A key point of the circular economy is to focus on restoration rather than ‘discarding.’ Business models that focus on leasing, renting and other service contracts enable the recovery, regeneration, redeployment of goods. “If you’re able to keep products in use, either by remanufacturing or redistributing them, refurbishing it, then those materials aren’t draining the earth’s resources,” says Ortiz.
To facilitate this, the circular economy emphasizes good design. “People are focusing less on owning stuff and focusing more on sharing stuff,” said Ortiz. “To do that, you have to have good design to enable it.”
He also outlined for attendees the building blocks of the circular economy, including:
- Design, with a focus on what consumers are doing with the product as a key driver
- New business models, with an emphasis on the consumer as ‘user’ and collaborative consumption.
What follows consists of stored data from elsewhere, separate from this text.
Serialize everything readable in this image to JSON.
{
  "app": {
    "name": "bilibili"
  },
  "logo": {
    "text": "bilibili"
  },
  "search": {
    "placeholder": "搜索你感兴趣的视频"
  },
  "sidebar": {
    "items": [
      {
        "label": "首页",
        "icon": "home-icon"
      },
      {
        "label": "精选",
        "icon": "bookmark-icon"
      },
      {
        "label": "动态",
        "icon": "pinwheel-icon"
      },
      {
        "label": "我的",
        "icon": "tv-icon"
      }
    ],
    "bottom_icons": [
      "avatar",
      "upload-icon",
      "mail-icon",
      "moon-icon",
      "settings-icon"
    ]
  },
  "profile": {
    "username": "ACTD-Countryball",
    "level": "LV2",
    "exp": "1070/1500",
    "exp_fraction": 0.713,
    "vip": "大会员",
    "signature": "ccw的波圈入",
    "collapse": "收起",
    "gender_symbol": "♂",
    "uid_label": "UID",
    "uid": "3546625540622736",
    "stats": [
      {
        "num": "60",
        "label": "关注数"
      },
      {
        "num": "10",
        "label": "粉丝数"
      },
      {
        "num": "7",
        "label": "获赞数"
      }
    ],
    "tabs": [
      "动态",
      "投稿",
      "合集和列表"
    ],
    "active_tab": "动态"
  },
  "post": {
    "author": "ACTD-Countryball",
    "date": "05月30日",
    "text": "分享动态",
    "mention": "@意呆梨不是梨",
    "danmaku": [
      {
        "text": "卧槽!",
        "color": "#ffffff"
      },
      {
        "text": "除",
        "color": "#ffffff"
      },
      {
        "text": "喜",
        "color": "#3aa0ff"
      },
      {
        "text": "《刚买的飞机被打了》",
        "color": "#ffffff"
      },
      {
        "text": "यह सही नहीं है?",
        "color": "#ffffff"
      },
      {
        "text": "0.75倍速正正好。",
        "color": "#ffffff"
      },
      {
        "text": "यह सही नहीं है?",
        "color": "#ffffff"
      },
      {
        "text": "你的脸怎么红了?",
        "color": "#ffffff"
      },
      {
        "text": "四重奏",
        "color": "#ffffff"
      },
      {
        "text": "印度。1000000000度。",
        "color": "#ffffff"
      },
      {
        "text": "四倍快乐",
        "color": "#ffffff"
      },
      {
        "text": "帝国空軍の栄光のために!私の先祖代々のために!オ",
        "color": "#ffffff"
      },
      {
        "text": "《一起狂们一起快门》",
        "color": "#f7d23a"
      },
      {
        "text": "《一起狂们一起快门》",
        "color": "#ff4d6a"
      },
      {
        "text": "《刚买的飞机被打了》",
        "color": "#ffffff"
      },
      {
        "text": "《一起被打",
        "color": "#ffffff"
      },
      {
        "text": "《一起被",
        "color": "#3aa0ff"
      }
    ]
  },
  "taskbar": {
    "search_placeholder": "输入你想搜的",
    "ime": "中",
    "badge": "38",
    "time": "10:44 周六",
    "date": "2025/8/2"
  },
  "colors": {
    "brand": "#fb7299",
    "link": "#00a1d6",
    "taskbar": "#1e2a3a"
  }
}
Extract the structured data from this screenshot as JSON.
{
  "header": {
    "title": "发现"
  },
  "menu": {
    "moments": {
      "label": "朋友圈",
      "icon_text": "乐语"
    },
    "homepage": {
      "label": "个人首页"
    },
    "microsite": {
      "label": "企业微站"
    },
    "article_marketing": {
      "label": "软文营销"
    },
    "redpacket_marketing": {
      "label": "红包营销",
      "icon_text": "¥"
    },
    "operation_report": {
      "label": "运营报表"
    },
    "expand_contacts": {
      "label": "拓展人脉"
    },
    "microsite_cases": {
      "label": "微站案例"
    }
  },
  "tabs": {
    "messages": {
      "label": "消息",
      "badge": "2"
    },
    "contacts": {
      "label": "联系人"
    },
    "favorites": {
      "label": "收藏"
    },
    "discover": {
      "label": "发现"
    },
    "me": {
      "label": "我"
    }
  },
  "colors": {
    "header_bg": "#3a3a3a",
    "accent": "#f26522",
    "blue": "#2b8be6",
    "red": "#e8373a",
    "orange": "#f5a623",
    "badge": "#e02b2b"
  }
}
- A reverse cycle that centers on collection, treatment and redeployment
- Enablers and favorable systems that rely on cross-sector, cross-cycle collaboration, including legal, regulatory, taxation, investment and education stakeholders
The need for a circular economy is driven by constrained resources and consumer preferences, said Ortiz. As living standards increase globally, prices in raw materials are expected to rise. At the same time, technology is enabling consumer preferences for sharing rather than ownership. Ortiz cited Uber’s ride-sharing model as one example.
What HP is Doing
HP is implementing circular economy concepts, and its product stewards play a key role, says Ortiz. The company starts with the stated intention of eliminating waste as driver of product design. Practically speaking, that meant developing product lines, such as some printers, that have an unlimited lifecycle. Modular designs allow for accessories to be swapped, and the old models run the same software as newer models. “We’ve designed that product so you never have to be satisfied with an obsolete product,” says Oritz.
HP also introduced Instant Ink, a subscription service that allows consumers and small businesses to purchase a number of pages per month. HP monitors their printers and when ink is low, it will ship new cartridges directly to the customer. Customers return their used cartridges for free. They’re then cleaned, disassembled or shredded. The remnants are augmented with other material streams and re-used for clothing hanger or bottle manufacturing, for instance.
“This program didn’t start out as a circular economy initiative,” Ortiz pointed out. It started with customer dissatisfaction at the cost of ink and the tendency for it to run out at inopportune times. Nonetheless, the program has changed incentives for way HP designs. The next generation of Instant Ink cartridges enabled wasted reduction by making the cartridges larger and having a different life expectancy attached to them.
The product stewardship team helped make these programs work, said Ortiz. “You’ve got to go beyond risk mitigation,” he said. “You don’t need to be completely circular as a company, but I think you can target specific product lines and services that you’re doing.”